Thursday, February 22, 2007

Are you having a laugh?

I interviewed for a management position at a liquor store today and I think it went as well as it could have, short of me being hired. The owner is leaving to some tropical destination tomorrow and told me he'd let me know his decision when he returned in a week. I had to hold back from telling him there was nothing to think about, that I'm the obvious, sensible choice for the position, so why not save me a week of uncertainty and say yes, Kevin, we'd love to have you as a member of our team. I chose to hide my desperation and kept my thoughts to myself. Probably the best tactic.
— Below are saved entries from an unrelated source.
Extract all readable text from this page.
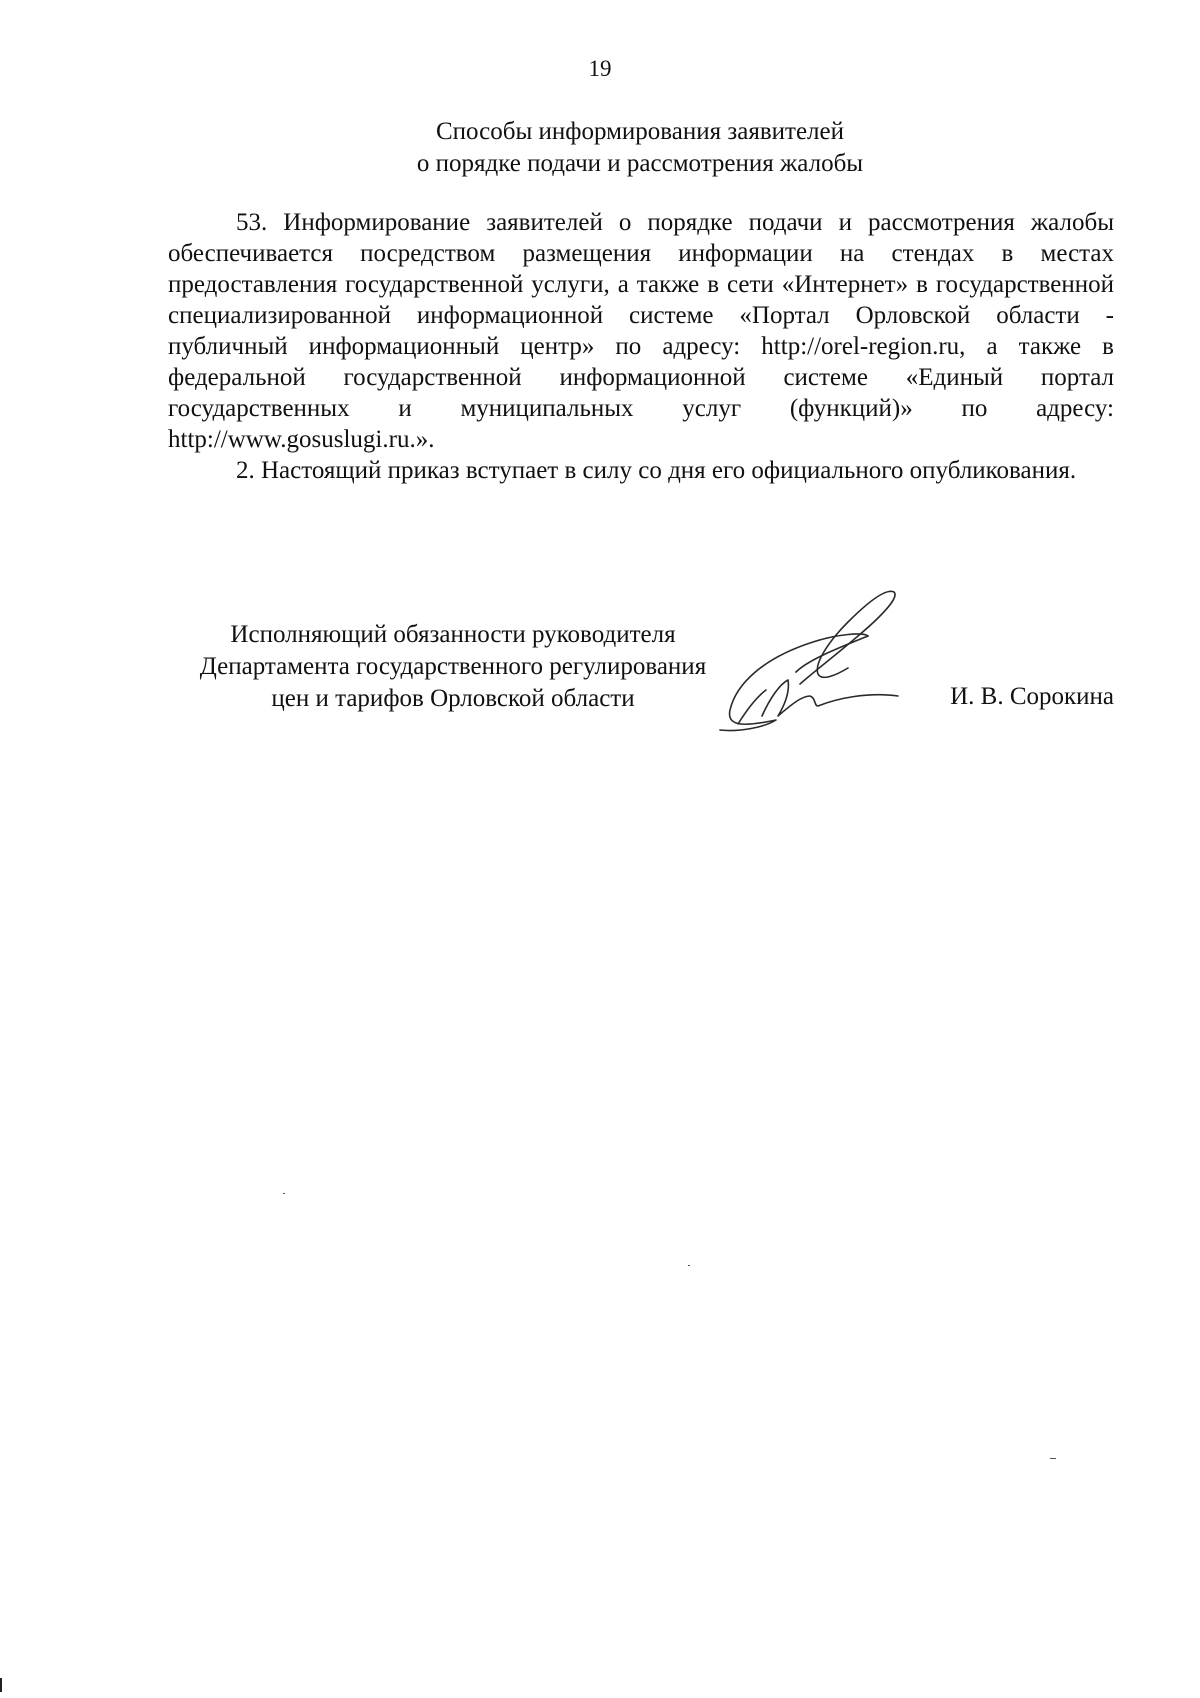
19
Способы информирования заявителей
о порядке подачи и рассмотрения жалобы

53. Информирование заявителей о порядке подачи и рассмотрения жалобы обеспечивается посредством размещения информации на стендах в местах предоставления государственной услуги, а также в сети «Интернет» в государственной специализированной информационной системе «Портал Орловской области - публичный информационный центр» по адресу: http://orel-region.ru, а также в федеральной государственной информационной системе «Единый портал государственных и муниципальных услуг (функций)» по адресу: http://www.gosuslugi.ru.».

2. Настоящий приказ вступает в силу со дня его официального опубликования.

Исполняющий обязанности руководителя
Департамента государственного регулирования
цен и тарифов Орловской области	И. В. Сорокина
Last night I made the call to my parents that I had been hoping to avoid, the one where their down on his luck son calls and asks for some financial aid so that he can pay rent. Whenever I needed money in the past, I'd always go to my mother. I never felt comfortable going to my father. That is not to say I feared his response; it had more to do with the anachronistic sense of pride that runs deep and old in the veins of men. I didn't want my father to view me as weak, as someone who couldn't take care of himself. Maybe I've grown, because last night I sucked it up and talked to him about my financial problems. And you know what? He was much easier to talk to than my mother. He sympathized with my plight and didn't accuse me of being the most irresponsible, dimwitted excuse for a son the world has ever seen. Not to say my mother is a tyrant---she's not-- only she'd attach so much worry to the proceedings that if I didn't remove myself from her presence I'd start pacing and biting my nails over how fucked up my life is. My mother worries, maybe too much sometimes, but it's because she cares about her flock. Anyway, my parents pulled through for me and I have one less thing to worry about. It's good to know I don't have to face my troubles alone. I am fortunate. And grateful.

A good night of comedy for me tonight. Spira, Bob TV and I watched a couple of episodes of Extras, a show that is quickly becoming one of my favorites, The Office, and Scrubs, a show I've only recently started watching. I welcomed the funny with open arms. I needed it. BTV and Spira were pleasant with each other tonight. I hope it lasts.